The Texas A&M Engineering Extension Service is augmenting its national training for healthcare personnel on infectious diseases to include the latest information on the coronavirus, which has spread from Wuhan, China, to the United States.
According to news reports, more than 170 people have died in China and more than 7,700 have been infected since the new strain of coronavirus, dubbed 2019-nCoV, was identified in December 2019.
TEEX offers training to U.S. medical and first responder communities on identifying diseases or pathogens and managing patient care, while protecting themselves from exposure and contamination through proper use of personal protective equipment.
Since the Ebola outbreak in 2014, TEEX has trained almost 11,000 healthcare workers to properly use Level C personal protective equipment, in accordance with OSHA and CDC standards, and to identify diseases or exposure following a chemical, biological, radiological, nuclear, or explosive incident.
In the last five years, TEEX has also provided training nationwide to more than 8,000 medical personnel and first responders in “medical countermeasures” to a large-scale public health incident, such as a highly contagious disease or pandemic requiring mass prophylaxis. Instructors in the Medical Countermeasures course stress the importance of educating the public on disease spread, measures to protect family members from disease, and how to receive prophylactic medications if needed.

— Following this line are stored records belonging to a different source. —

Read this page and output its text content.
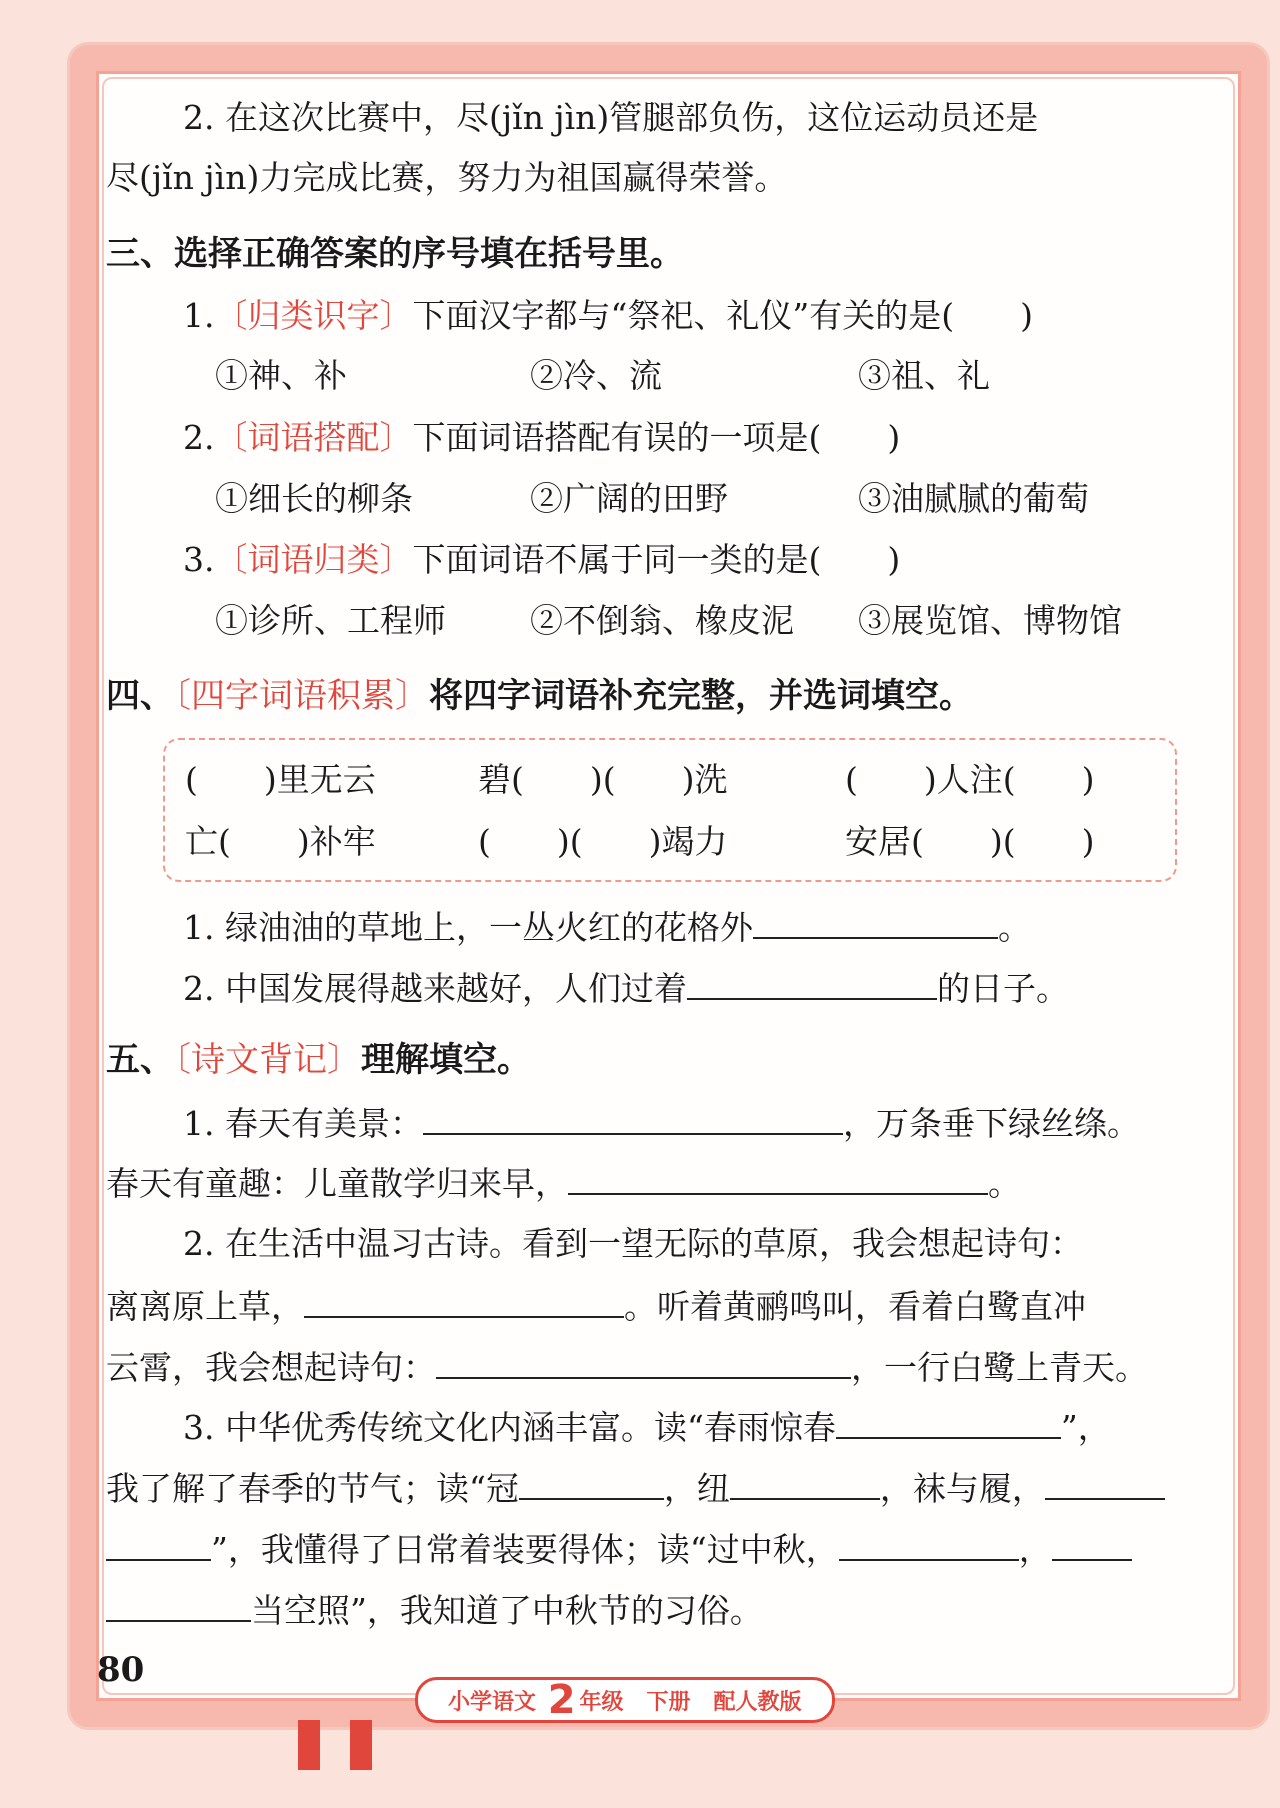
2. 在这次比赛中，尽(jǐn jìn)管腿部负伤，这位运动员还是
尽(jǐn jìn)力完成比赛，努力为祖国赢得荣誉。
三、选择正确答案的序号填在括号里。
1.〔归类识字〕下面汉字都与“祭祀、礼仪”有关的是(　　)
①神、补	②冷、流	③祖、礼
2.〔词语搭配〕下面词语搭配有误的一项是(　　)
①细长的柳条	②广阔的田野	③油腻腻的葡萄
3.〔词语归类〕下面词语不属于同一类的是(　　)
①诊所、工程师	②不倒翁、橡皮泥 ③展览馆、博物馆
四、〔四字词语积累〕将四字词语补充完整，并选词填空。
(　　)里无云	碧(　　)(　　)洗	(　　)人注(　　)
亡(　　)补牢	(　　)(　　)竭力	安居(　　)(　　)
1. 绿油油的草地上，一丛火红的花格外	。
2. 中国发展得越来越好，人们过着	的日子。
五、〔诗文背记〕理解填空。
1. 春天有美景：	，万条垂下绿丝绦。
春天有童趣：儿童散学归来早，	。
2. 在生活中温习古诗。看到一望无际的草原，我会想起诗句：
离离原上草，	。听着黄鹂鸣叫，看着白鹭直冲
云霄，我会想起诗句：	，一行白鹭上青天。
3. 中华优秀传统文化内涵丰富。读“春雨惊春	”，
我了解了春季的节气；读“冠	，纽	，袜与履，
”，我懂得了日常着装要得体；读“过中秋，	，
当空照”，我知道了中秋节的习俗。
80
小学语文 2 年级 下册 配人教版
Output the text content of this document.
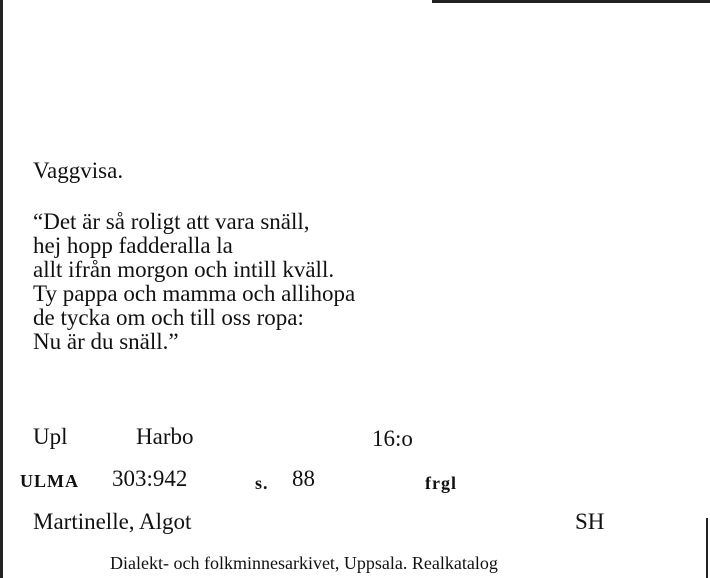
Vaggvisa.
“Det är så roligt att vara snäll,
hej hopp fadderalla la
allt ifrån morgon och intill kväll.
Ty pappa och mamma och allihopa
de tycka om och till oss ropa:
Nu är du snäll.”
Upl	Harbo	16:o
ULMA 303:942	s. 88	frgl
Martinelle, Algot	SH
Dialekt- och folkminnesarkivet, Uppsala. Realkatalog
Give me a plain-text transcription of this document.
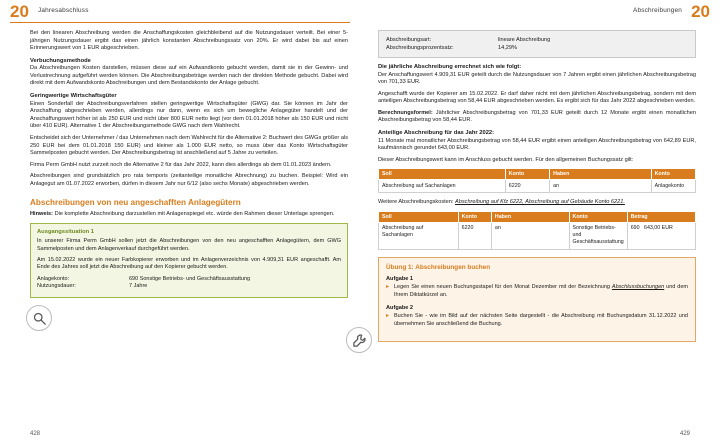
20 Jahresabschluss	20
Abschreibungen

Bei den linearen Abschreibung werden die Anschaffungskosten gleichbleibend auf die Nutzungsdauer verteilt. Bei einer 5-jährigen Nutzungsdauer ergibt das einen jährlich konstanten Abschreibungssatz von 20%. Er wird dabei bis auf einen Erinnerungswert von 1 EUR abgeschrieben.

Verbuchungsmethode

Da Abschreibungen Kosten darstellen, müssen diese auf ein Aufwandkonto gebucht werden, damit sie in der Gewinn- und Verlustrechnung aufgeführt werden können. Die Abschreibungsbeträge werden nach der direkten Methode gebucht. Dabei wird direkt mit dem Aufwandskonto Abschreibungen und dem Bestandskonto der Anlage gebucht.

Geringwertige Wirtschaftsgüter

Einen Sonderfall der Abschreibungsverfahren stellen geringwertige Wirtschaftsgüter (GWG) dar. Sie können im Jahr der Anschaffung abgeschrieben werden, allerdings nur dann, wenn es sich um bewegliche Anlagegüter handelt und der Anschaffungswert höher ist als 250 EUR und nicht über 800 EUR netto liegt (vor dem 01.01.2018 höher als 150 EUR und nicht über 410 EUR). Alternative 1 der Abschreibungsmethode GWG nach dem Wahlrecht.

Entscheidet sich der Unternehmer / das Unternehmen nach dem Wahlrecht für die Alternative 2: Buchwert des GWGs größer als 250 EUR bei dem 01.01.2018 150 EUR) und kleiner als 1.000 EUR netto, so muss über das Konto Wirtschaftsgüter Sammelposten gebucht werden. Der Abschreibungsbetrag ist anschließend auf 5 Jahre zu verteilen.

Firma Perm GmbH nutzt zurzeit noch die Alternative 2 für das Jahr 2022, kann dies allerdings ab dem 01.01.2023 ändern.

Abschreibungen sind grundsätzlich pro rata temporis (zeitanteilige monatliche Abrechnung) zu buchen. Beispiel: Wird ein Anlagegut am 01.07.2022 erworben, dürfen in diesem Jahr nur 6/12 (also sechs Monate) abgeschrieben werden.

Abschreibungen von neu angeschafften Anlagegütern
Hinweis: Die komplette Abschreibung darzustellen mit Anlagenspiegel etc. würde den Rahmen dieser Unterlage sprengen.
Ausgangssituation 1

In unserer Firma Perm GmbH sollen jetzt die Abschreibungen von den neu angeschafften Anlagegütern, dem GWG Sammelposten und dem Anlagenverkauf durchgeführt werden.

Am 15.02.2022 wurde ein neuer Farbkopierer erworben und im Anlagenverzeichnis von 4.909,31 EUR angeschafft. Am Ende des Jahres soll jetzt die Abschreibung auf den Kopierer gebucht werden.

Anlagekonto:	690 Sonstige Betriebs- und Geschäftsausstattung
Nutzungsdauer:	7 Jahre
Abschreibungsart:	lineare Abschreibung
Abschreibungsprozentsatz:	14,29%
Die jährliche Abschreibung errechnet sich wie folgt:

Der Anschaffungswert 4.909,31 EUR geteilt durch die Nutzungsdauer von 7 Jahren ergibt einen jährlichen Abschreibungsbetrag von 701,33 EUR.

Angeschafft wurde der Kopierer am 15.02.2022. Er darf daher nicht mit dem jährlichen Abschreibungsbetrag, sondern mit dem anteiligen Abschreibungsbetrag von 58,44 EUR abgeschrieben werden. Es ergibt sich für das Jahr 2022 abgeschrieben werden.

Berechnungsformel: Jährlicher Abschreibungsbetrag von 701,33 EUR geteilt durch 12 Monate ergibt einen monatlichen Abschreibungsbetrag von 58,44 EUR.

Anteilige Abschreibung für das Jahr 2022:

11 Monate mal monatlicher Abschreibungsbetrag von 58,44 EUR ergibt einen anteiligen Abschreibungsbetrag von 642,89 EUR, kaufmännisch gerundet 643,00 EUR.

Dieser Abschreibungswert kann im Anschluss gebucht werden. Für den allgemeinen Buchungssatz gilt:

Soll	Konto	Haben	Konto
Abschreibung auf Sachanlagen	6220	an	Anlagekonto

Weitere Abschreibungskosten: Abschreibung auf Kfz 6222, Abschreibung auf Gebäude Konto 6221.

Soll	Konto	Haben	Konto	Betrag
Abschreibung auf Sachanlagen	6220	an	Sonstige Betriebs- und Geschäftsausstattung	690 643,00 EUR
Übung 1: Abschreibungen buchen
Aufgabe 1
▸ Legen Sie einen neuen Buchungsstapel für den Monat Dezember mit der Bezeichnung Abschlussbuchungen und dem Ihrem Diktatkürzel an.

Aufgabe 2
▸ Buchen Sie - wie im Bild auf der nächsten Seite dargestellt - die Abschreibung mit Buchungsdatum 31.12.2022 und übernehmen Sie anschließend die Buchung.

428	429
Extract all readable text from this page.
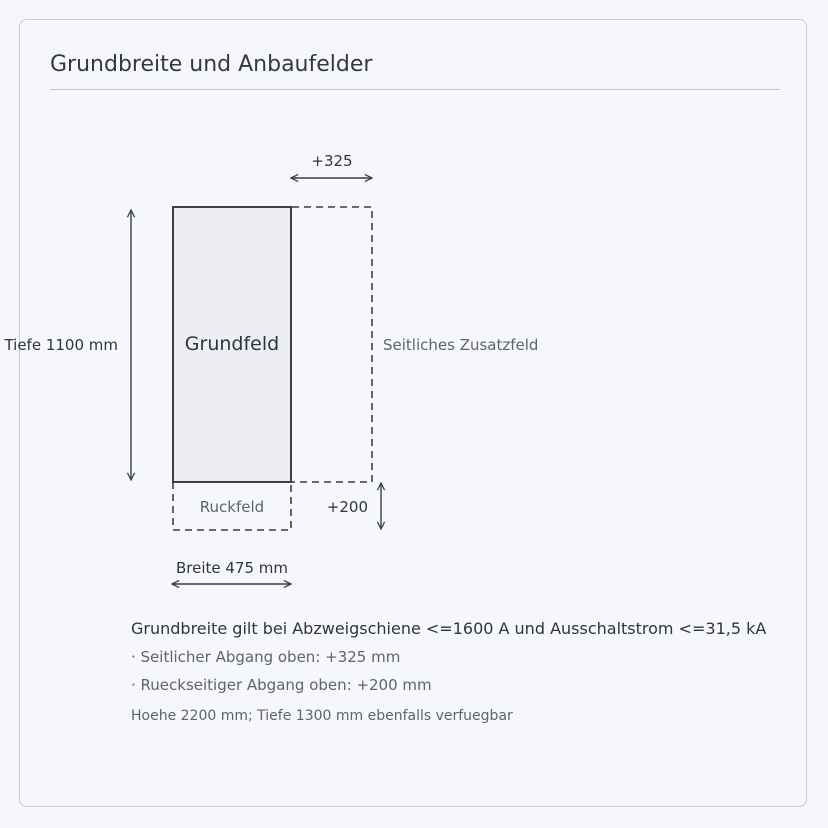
Grundbreite und Anbaufelder
Grundfeld	Seitliches Zusatzfeld
Ruckfeld
Tiefe 1100 mm
Breite 475 mm
+325
+200

Grundbreite gilt bei Abzweigschiene <=1600 A und Ausschaltstrom <=31,5 kA

· Seitlicher Abgang oben: +325 mm

· Rueckseitiger Abgang oben: +200 mm

Hoehe 2200 mm; Tiefe 1300 mm ebenfalls verfuegbar
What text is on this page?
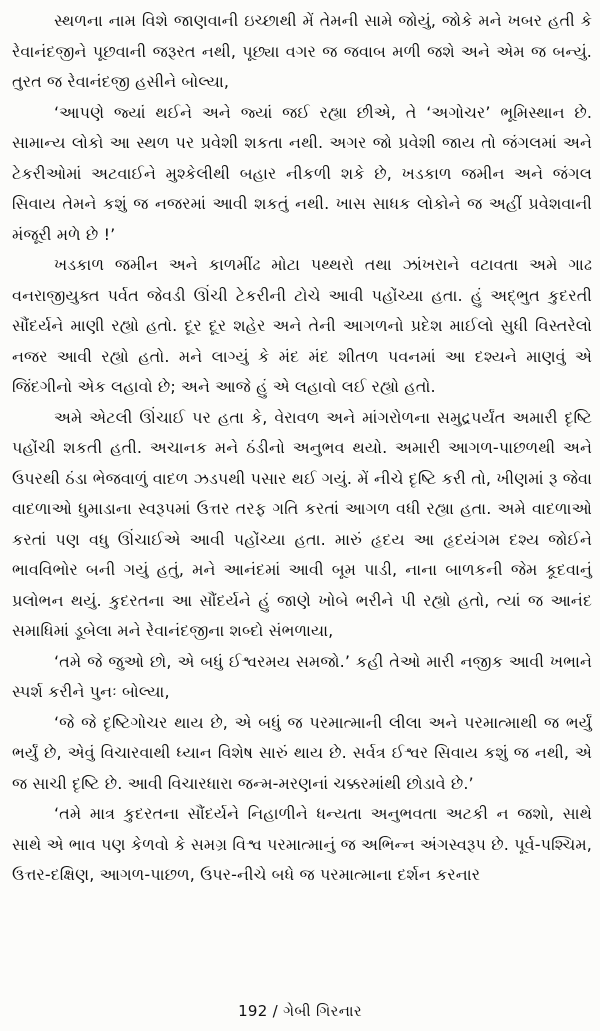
સ્થળના નામ વિશે જાણવાની ઇચ્છાથી મેં તેમની સામે જોયું, જોકે મને ખબર હતી કે રેવાનંદજીને પૂછવાની જરૂરત નથી, પૂછ્યા વગર જ જવાબ મળી જશે અને એમ જ બન્યું. તુરત જ રેવાનંદજી હસીને બોલ્યા,

‘આપણે જ્યાં થઈને અને જ્યાં જઈ રહ્યા છીએ, તે ‘અગોચર’ ભૂમિસ્થાન છે. સામાન્ય લોકો આ સ્થળ પર પ્રવેશી શકતા નથી. અગર જો પ્રવેશી જાય તો જંગલમાં અને ટેકરીઓમાં અટવાઈને મુશ્કેલીથી બહાર નીકળી શકે છે, ખડકાળ જમીન અને જંગલ સિવાય તેમને કશું જ નજરમાં આવી શકતું નથી. ખાસ સાધક લોકોને જ અહીં પ્રવેશવાની મંજૂરી મળે છે !’

ખડકાળ જમીન અને કાળમીંઢ મોટા પથ્થરો તથા ઝાંખરાને વટાવતા અમે ગાઢ વનરાજીયુક્ત પર્વત જેવડી ઊંચી ટેકરીની ટોચે આવી પહોંચ્યા હતા. હું અદ્‌ભુત કુદરતી સૌંદર્યને માણી રહ્યો હતો. દૂર દૂર શહેર અને તેની આગળનો પ્રદેશ માઈલો સુધી વિસ્તરેલો નજર આવી રહ્યો હતો. મને લાગ્યું કે મંદ મંદ શીતળ પવનમાં આ દશ્યને માણવું એ જિંદગીનો એક લહાવો છે; અને આજે હું એ લહાવો લઈ રહ્યો હતો.

અમે એટલી ઊંચાઈ પર હતા કે, વેરાવળ અને માંગરોળના સમુદ્રપર્યંત અમારી દૃષ્ટિ પહોંચી શકતી હતી. અચાનક મને ઠંડીનો અનુભવ થયો. અમારી આગળ-પાછળથી અને ઉપરથી ઠંડા ભેજવાળું વાદળ ઝડપથી પસાર થઈ ગયું. મેં નીચે દૃષ્ટિ કરી તો, ખીણમાં રૂ જેવા વાદળાઓ ધુમાડાના સ્વરૂપમાં ઉત્તર તરફ ગતિ કરતાં આગળ વધી રહ્યા હતા. અમે વાદળાઓ કરતાં પણ વધુ ઊંચાઈએ આવી પહોંચ્યા હતા. મારું હૃદય આ હૃદયંગમ દશ્ય જોઈને ભાવવિભોર બની ગયું હતું, મને આનંદમાં આવી બૂમ પાડી, નાના બાળકની જેમ કૂદવાનું પ્રલોભન થયું. કુદરતના આ સૌંદર્યને હું જાણે ખોબે ભરીને પી રહ્યો હતો, ત્યાં જ આનંદ સમાધિમાં ડૂબેલા મને રેવાનંદજીના શબ્દો સંભળાયા,

‘તમે જે જુઓ છો, એ બધું ઈશ્વરમય સમજો.’ કહી તેઓ મારી નજીક આવી ખભાને સ્પર્શ કરીને પુનઃ બોલ્યા,

‘જે જે દૃષ્ટિગોચર થાય છે, એ બધું જ પરમાત્માની લીલા અને પરમાત્માથી જ ભર્યું ભર્યું છે, એવું વિચારવાથી ધ્યાન વિશેષ સારું થાય છે. સર્વત્ર ઈશ્વર સિવાય કશું જ નથી, એ જ સાચી દૃષ્ટિ છે. આવી વિચારધારા જન્મ-મરણનાં ચક્કરમાંથી છોડાવે છે.’

‘તમે માત્ર કુદરતના સૌંદર્યને નિહાળીને ધન્યતા અનુભવતા અટકી ન જશો, સાથે સાથે એ ભાવ પણ કેળવો કે સમગ્ર વિશ્વ પરમાત્માનું જ અભિન્ન અંગસ્વરૂપ છે. પૂર્વ-પશ્ચિમ, ઉત્તર-દક્ષિણ, આગળ-પાછળ, ઉપર-નીચે બધે જ પરમાત્માના દર્શન કરનાર

192 / ગેબી ગિરનાર
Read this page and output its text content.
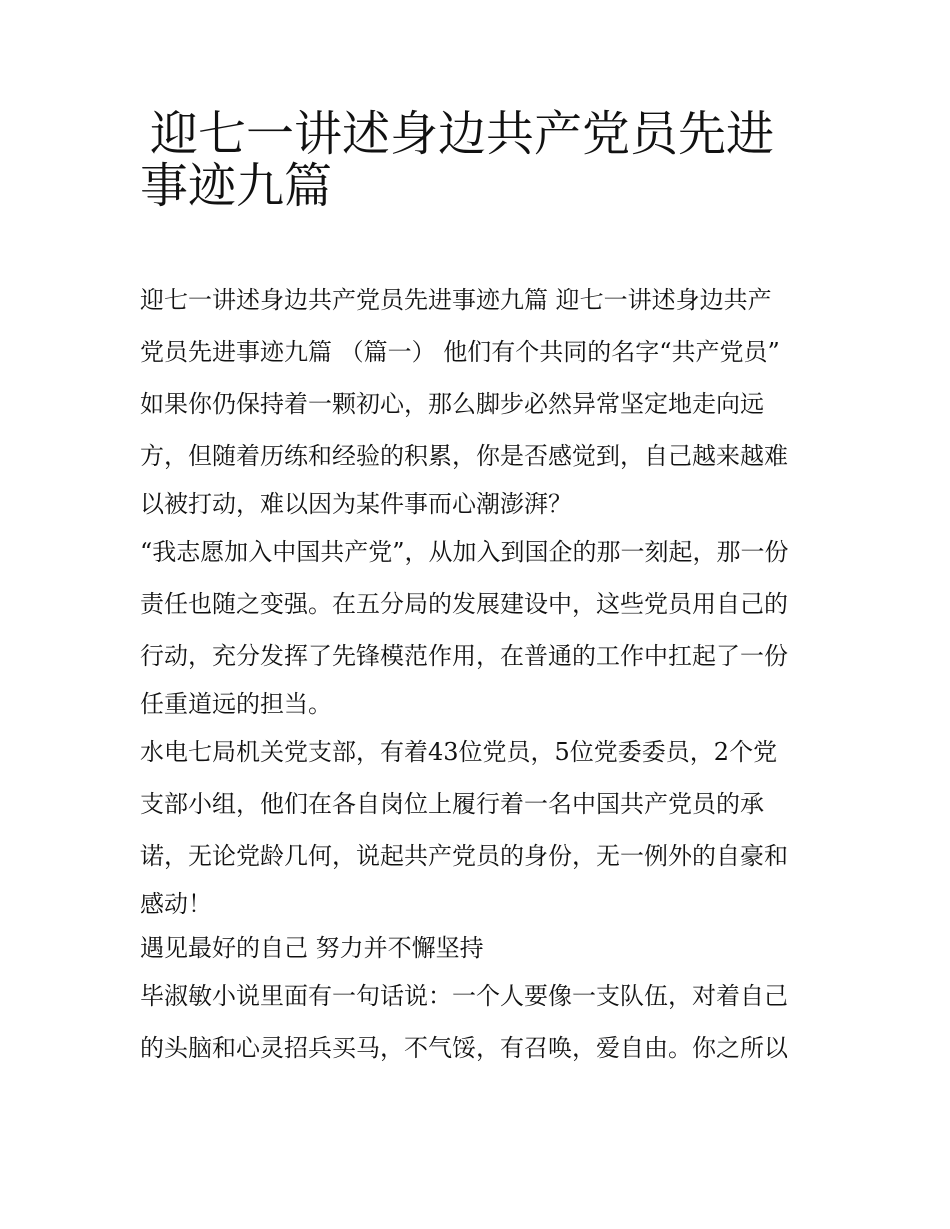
迎七一讲述身边共产党员先进
事迹九篇
迎七一讲述身边共产党员先进事迹九篇 迎七一讲述身边共产
党员先进事迹九篇 （篇一） 他们有个共同的名字“共产党员”
如果你仍保持着一颗初心，那么脚步必然异常坚定地走向远
方，但随着历练和经验的积累，你是否感觉到，自己越来越难
以被打动，难以因为某件事而心潮澎湃？
“我志愿加入中国共产党”，从加入到国企的那一刻起，那一份
责任也随之变强。在五分局的发展建设中，这些党员用自己的
行动，充分发挥了先锋模范作用，在普通的工作中扛起了一份
任重道远的担当。
水电七局机关党支部，有着43位党员，5位党委委员，2个党
支部小组，他们在各自岗位上履行着一名中国共产党员的承
诺，无论党龄几何，说起共产党员的身份，无一例外的自豪和
感动！
遇见最好的自己 努力并不懈坚持
毕淑敏小说里面有一句话说：一个人要像一支队伍，对着自己
的头脑和心灵招兵买马，不气馁，有召唤，爱自由。你之所以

In the TEEX course “Medical Management of CBRNE Events,” adult and pediatric human patient simulators are used as training aids and can simulate various effects of exposure to disease and toxins, as well as chemical agents and radiological or nuclear materials, says Kathy Wall, training coordinator at TEEX’s Emergency Services Training Institute.
“No other organization does mobile training nationwide with human patient simulators to prepare people for handling such incidents or biological threats,” Wall says. The human patient simulators are shipped to locations across the nation for instructor-facilitated, hands-on practice.
“For the coronavirus, patient management will be similar to other highly infectious pathogens,” says TEEX instructor Ryan LeNorman, “but the key will be recognizing the signs and symptoms of a highly contagious illness and containing the virus. The incubation period for all known types of coronavirus can be up to 14 days. It presents with flu-like symptoms, so patient history will be very important.”
These training programs are offered nationwide at no charge through TEEX’s National Emergency Response and Recovery Training Center under the DHS/FEMA Homeland Security National Training Program Cooperative Agreement. Target audiences include healthcare personnel, emergency responders, workers at ports of entry, and any personnel who might come into contact with a dangerous biological agent.